Practical Best Practices

Three habits separate a matching process that works from one that frustrates everyone. First, fix data before tooling: the biggest driver of match rates is clean, complete PO and receipt data, not the sophistication of the engine — a point reinforced across the AP analysis in our State of Procurement AI report. Second, set tolerances by category and supplier rather than globally, so high-risk spend gets tight control and low-risk spend does not drown reviewers in trivial exceptions. Third, treat exception handling as the real workflow: design clear ownership and resolution paths for each exception type, because that is where time and risk concentrate. For procurement leaders building the broader business case for AP automation, our CPO strategic guide places matching within the wider source-to-pay control framework.

Frequently Asked Questions

What is three-way matching?

An AP control that compares the purchase order, goods receipt, and invoice before payment. When quantities, prices, and descriptions align within tolerance, the invoice is cleared; if not, it becomes an exception.

What is the difference between two-way, three-way, and four-way matching?

Two-way compares PO and invoice; three-way adds the goods receipt; four-way adds an inspection or quality-acceptance document. More documents mean stronger control and more potential exceptions.

What is a matching tolerance?

The allowable difference between documents before a line is flagged — for example an invoice price within 2% of the PO price.
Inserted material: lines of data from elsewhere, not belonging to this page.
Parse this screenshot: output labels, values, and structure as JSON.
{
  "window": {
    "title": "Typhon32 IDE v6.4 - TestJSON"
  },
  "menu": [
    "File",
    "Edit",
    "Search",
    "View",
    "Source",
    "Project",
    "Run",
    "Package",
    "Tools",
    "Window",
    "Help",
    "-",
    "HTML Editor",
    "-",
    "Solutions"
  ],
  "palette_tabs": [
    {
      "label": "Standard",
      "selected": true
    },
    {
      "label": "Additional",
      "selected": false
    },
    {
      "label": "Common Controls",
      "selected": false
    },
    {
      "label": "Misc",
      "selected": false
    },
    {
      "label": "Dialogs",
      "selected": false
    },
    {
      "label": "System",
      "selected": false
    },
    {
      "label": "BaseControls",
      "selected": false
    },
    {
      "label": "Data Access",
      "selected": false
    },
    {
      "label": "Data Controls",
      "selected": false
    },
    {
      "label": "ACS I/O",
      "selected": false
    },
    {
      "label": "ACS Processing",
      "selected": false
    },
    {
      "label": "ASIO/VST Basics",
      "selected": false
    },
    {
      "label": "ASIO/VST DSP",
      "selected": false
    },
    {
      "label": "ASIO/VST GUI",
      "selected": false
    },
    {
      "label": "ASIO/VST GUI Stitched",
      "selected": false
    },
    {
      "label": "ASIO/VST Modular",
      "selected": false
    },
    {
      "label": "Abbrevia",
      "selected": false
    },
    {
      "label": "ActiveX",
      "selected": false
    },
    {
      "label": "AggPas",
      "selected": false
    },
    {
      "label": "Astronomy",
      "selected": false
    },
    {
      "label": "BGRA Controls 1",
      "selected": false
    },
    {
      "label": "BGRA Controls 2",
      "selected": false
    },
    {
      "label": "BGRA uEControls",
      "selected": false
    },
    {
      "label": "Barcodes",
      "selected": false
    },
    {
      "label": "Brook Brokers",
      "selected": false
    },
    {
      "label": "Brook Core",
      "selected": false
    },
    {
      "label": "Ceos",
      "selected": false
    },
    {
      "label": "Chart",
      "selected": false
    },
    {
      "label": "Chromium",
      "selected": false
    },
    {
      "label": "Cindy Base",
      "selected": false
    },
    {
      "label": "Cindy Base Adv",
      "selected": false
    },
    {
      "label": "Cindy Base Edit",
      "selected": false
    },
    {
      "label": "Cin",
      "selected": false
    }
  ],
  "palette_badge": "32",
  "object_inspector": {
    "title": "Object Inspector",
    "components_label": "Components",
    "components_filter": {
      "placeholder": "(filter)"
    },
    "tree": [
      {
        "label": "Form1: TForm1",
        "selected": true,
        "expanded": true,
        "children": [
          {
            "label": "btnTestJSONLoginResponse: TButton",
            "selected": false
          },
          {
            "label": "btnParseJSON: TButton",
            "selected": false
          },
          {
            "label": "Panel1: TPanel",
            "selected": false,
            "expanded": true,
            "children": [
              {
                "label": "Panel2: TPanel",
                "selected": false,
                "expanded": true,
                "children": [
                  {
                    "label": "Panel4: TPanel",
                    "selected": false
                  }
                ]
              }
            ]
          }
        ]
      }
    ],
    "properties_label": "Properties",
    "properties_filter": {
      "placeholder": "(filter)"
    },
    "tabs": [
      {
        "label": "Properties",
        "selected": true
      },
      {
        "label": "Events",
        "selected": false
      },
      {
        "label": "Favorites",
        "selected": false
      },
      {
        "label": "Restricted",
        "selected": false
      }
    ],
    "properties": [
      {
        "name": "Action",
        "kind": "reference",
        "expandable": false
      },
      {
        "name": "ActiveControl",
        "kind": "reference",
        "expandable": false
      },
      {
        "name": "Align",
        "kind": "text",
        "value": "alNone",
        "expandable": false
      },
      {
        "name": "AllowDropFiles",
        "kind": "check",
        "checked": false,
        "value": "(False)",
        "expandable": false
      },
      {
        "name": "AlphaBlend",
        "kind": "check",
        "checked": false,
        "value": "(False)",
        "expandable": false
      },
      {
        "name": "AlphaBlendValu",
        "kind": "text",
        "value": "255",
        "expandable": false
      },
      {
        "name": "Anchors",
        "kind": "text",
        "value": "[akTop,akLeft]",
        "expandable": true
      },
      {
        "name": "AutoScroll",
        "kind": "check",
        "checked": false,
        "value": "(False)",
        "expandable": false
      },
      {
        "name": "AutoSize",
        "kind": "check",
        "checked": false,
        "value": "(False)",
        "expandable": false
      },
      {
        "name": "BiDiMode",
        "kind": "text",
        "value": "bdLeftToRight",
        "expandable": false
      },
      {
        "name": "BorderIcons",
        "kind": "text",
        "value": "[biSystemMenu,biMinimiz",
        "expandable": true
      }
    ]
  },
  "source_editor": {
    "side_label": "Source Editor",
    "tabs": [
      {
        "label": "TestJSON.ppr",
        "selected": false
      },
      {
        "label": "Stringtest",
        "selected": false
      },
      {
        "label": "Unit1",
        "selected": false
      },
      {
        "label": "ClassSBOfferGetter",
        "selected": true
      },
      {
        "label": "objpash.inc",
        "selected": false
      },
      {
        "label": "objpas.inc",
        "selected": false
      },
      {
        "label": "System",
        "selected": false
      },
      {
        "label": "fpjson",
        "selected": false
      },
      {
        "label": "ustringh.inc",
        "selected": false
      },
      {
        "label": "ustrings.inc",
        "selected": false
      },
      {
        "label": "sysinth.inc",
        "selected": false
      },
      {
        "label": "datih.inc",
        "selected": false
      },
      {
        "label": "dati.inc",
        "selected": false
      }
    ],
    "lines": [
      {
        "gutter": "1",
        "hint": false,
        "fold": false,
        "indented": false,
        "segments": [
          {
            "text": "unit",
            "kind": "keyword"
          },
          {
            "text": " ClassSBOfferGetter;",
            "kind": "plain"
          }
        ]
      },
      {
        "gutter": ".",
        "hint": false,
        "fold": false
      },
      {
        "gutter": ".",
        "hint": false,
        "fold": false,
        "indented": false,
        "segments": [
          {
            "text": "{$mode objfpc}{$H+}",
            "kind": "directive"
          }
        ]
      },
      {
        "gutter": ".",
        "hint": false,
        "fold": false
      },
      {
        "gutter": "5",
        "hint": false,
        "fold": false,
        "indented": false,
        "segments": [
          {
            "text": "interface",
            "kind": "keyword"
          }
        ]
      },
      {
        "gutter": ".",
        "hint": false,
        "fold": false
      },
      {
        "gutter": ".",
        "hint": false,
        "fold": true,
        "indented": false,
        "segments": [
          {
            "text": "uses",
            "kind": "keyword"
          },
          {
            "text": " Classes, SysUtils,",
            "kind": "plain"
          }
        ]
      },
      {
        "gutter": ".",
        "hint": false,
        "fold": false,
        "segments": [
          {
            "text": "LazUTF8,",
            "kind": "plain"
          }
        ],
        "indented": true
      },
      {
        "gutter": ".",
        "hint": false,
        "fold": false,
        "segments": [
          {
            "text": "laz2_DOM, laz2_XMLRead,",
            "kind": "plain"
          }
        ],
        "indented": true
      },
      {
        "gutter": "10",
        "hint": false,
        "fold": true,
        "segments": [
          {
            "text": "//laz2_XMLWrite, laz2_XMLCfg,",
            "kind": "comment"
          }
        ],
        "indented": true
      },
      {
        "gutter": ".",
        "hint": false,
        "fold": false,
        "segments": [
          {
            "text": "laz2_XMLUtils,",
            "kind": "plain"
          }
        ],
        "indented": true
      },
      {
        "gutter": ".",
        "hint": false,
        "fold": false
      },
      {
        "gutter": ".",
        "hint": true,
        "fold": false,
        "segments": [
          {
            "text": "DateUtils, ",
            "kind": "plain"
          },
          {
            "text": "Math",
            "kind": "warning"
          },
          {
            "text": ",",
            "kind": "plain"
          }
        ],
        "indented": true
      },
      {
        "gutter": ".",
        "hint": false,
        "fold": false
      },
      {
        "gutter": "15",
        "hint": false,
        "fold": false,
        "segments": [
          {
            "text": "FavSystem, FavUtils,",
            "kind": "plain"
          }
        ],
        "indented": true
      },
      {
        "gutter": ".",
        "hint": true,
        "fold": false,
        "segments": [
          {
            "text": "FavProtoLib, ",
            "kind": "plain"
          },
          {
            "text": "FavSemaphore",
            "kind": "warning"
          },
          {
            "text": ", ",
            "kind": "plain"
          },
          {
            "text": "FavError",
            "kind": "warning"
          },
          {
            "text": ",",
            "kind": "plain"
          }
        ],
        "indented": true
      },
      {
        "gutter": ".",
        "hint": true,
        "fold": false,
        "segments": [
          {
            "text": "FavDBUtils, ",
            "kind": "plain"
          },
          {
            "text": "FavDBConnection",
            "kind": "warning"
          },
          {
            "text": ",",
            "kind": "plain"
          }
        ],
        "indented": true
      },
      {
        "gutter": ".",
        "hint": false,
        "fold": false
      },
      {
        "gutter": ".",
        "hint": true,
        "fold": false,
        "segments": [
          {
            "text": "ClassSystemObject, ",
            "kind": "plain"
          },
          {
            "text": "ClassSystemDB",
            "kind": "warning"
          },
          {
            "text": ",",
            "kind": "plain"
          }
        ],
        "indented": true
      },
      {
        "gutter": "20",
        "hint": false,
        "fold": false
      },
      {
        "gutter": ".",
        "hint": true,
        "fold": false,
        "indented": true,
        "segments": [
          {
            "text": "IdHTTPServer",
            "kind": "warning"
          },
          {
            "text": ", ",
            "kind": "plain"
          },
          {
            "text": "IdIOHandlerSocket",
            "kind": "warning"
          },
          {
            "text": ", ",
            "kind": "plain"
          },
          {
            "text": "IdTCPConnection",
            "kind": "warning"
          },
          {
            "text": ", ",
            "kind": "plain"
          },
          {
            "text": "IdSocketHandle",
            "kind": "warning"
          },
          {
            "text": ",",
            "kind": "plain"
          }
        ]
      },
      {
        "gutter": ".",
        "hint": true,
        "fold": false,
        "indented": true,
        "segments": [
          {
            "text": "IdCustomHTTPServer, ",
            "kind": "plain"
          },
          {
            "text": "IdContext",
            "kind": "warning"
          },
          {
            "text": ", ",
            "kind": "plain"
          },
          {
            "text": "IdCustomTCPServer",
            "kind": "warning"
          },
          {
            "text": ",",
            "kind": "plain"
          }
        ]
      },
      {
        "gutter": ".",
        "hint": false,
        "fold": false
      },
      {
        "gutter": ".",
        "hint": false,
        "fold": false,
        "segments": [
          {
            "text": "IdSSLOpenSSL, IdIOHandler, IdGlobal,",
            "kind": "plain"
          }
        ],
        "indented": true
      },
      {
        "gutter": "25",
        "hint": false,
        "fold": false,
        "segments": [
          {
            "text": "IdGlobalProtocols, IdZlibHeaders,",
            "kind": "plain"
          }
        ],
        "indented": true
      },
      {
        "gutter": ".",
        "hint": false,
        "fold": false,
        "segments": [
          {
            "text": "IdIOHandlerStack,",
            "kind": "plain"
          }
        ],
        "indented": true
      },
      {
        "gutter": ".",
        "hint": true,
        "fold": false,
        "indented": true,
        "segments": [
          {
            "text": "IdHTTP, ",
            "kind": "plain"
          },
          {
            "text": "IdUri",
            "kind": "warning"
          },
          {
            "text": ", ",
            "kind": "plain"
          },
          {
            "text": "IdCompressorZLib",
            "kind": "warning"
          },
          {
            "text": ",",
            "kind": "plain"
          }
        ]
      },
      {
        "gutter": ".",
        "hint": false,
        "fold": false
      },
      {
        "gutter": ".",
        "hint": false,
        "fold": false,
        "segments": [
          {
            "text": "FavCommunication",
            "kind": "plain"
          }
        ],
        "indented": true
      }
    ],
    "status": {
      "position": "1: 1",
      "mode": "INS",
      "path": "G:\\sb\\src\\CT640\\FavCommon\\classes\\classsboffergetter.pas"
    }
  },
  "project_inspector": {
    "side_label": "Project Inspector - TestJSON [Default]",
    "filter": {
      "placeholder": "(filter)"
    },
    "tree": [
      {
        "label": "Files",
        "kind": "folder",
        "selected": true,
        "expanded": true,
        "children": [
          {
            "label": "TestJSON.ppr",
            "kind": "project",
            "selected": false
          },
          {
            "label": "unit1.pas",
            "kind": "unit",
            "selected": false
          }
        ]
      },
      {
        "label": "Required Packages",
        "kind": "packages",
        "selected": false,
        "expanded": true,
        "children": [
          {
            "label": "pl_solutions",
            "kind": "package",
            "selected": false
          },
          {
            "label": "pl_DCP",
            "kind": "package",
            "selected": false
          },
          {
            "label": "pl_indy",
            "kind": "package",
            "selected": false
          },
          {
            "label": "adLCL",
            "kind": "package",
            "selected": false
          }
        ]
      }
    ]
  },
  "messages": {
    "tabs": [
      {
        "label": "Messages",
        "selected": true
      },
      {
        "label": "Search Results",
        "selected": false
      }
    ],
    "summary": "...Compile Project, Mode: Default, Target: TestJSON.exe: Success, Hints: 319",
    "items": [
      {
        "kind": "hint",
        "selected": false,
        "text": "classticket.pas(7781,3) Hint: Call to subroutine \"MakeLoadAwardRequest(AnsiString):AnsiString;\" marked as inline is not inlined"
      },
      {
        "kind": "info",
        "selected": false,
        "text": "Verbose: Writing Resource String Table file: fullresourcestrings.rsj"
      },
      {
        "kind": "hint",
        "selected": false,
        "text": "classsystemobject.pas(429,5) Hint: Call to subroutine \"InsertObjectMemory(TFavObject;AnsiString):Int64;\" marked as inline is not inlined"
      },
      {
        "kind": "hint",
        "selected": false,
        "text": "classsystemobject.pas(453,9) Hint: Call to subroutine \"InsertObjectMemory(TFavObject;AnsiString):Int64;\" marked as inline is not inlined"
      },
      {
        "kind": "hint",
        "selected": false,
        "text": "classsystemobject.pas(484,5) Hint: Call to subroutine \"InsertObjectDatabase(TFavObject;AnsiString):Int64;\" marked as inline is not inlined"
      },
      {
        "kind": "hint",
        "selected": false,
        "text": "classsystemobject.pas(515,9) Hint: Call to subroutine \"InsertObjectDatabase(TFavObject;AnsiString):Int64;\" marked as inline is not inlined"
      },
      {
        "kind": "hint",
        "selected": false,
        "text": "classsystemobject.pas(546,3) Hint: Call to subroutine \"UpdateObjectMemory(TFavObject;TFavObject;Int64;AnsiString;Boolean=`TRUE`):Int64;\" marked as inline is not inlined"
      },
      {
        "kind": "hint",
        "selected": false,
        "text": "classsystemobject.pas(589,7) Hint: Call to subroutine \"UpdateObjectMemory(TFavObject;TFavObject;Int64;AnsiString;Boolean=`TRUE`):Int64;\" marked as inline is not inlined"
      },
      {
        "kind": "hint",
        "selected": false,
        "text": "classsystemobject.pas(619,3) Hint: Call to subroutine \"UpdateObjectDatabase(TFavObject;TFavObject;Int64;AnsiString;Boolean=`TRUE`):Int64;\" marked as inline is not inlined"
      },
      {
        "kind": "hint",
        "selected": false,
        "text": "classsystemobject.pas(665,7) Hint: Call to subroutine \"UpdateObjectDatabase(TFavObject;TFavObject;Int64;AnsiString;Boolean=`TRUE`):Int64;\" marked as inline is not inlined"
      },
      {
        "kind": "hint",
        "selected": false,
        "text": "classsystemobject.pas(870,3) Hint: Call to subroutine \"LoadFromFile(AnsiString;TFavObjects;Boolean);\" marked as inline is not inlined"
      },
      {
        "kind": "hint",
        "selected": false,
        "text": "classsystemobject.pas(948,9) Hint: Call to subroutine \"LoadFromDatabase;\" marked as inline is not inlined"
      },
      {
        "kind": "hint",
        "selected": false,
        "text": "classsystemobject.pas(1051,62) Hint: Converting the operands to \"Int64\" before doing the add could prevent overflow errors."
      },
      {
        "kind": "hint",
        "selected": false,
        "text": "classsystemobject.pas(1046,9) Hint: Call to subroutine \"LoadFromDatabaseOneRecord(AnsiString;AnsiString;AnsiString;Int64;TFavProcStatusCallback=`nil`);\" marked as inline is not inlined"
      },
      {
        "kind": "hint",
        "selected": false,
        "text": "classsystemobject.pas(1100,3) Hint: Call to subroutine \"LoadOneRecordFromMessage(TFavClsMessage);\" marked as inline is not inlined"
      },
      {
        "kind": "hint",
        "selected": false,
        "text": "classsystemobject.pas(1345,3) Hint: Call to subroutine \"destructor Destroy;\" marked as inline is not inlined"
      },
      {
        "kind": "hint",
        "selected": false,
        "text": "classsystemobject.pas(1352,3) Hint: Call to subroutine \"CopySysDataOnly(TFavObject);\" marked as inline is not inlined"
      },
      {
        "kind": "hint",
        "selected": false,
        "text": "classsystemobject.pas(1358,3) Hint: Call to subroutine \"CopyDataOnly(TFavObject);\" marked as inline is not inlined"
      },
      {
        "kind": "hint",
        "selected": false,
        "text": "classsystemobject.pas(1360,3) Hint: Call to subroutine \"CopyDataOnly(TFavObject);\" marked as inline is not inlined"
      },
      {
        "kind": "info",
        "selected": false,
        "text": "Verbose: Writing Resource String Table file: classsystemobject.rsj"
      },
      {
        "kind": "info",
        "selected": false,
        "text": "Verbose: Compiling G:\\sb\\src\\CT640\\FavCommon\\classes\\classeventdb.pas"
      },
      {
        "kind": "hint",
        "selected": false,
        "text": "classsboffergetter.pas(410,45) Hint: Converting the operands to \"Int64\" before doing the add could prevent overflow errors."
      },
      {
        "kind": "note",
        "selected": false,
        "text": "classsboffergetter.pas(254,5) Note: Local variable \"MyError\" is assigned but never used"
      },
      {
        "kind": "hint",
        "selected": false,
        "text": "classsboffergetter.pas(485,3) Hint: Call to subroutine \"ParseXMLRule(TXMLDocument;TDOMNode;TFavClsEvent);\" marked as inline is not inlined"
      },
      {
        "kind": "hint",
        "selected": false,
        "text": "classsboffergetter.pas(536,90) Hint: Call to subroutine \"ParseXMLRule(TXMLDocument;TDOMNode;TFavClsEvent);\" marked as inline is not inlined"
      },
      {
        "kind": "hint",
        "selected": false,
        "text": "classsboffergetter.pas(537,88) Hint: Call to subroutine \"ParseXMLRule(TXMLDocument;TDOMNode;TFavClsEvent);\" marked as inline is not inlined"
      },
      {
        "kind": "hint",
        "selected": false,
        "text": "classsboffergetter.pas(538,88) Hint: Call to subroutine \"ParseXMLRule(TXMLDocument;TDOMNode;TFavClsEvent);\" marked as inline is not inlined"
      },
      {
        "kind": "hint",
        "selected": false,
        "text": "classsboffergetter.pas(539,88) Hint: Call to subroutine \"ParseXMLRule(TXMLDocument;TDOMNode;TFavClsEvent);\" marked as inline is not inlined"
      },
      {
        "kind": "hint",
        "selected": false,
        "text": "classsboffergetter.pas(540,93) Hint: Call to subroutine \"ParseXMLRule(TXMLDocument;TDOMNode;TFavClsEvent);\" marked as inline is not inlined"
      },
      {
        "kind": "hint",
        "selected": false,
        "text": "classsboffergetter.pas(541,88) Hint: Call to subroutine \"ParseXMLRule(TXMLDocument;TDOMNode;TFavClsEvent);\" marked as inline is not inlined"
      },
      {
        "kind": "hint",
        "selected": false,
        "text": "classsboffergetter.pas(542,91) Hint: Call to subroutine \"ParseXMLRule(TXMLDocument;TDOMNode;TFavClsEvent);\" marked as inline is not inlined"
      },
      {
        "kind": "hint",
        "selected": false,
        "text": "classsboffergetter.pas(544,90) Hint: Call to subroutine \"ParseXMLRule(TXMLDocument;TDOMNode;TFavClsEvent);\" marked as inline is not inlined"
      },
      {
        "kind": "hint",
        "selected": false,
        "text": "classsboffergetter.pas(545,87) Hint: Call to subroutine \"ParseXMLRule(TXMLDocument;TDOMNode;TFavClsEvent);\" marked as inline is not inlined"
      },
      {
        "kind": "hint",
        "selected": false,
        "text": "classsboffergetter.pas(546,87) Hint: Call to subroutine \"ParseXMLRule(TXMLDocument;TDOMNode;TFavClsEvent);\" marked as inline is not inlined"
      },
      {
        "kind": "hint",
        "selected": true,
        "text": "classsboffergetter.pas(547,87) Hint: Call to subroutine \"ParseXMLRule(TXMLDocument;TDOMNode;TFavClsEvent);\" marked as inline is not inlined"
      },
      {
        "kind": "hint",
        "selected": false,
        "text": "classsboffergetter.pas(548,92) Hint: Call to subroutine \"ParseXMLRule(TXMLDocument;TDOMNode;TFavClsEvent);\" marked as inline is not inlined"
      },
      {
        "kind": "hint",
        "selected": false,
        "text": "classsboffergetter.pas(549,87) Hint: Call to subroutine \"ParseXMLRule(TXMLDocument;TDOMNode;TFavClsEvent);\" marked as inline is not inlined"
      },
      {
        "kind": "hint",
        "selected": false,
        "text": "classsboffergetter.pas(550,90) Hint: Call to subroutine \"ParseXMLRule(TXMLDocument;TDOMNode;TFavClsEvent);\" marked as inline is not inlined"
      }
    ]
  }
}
Tight tolerances catch more discrepancies; loose tolerances reduce review work but allow more variance.

Why is three-way matching important?

It ensures money is only paid for goods actually ordered and received at the agreed price, prevents duplicate and erroneous payments, and is a primary defence against invoice fraud.

How does AI help with three-way matching?

AI matches at scale even without perfect references, learns which variances are routine, and routes only genuine exceptions to humans — shifting AP work from manual matching to exception handling and raising touchless rates.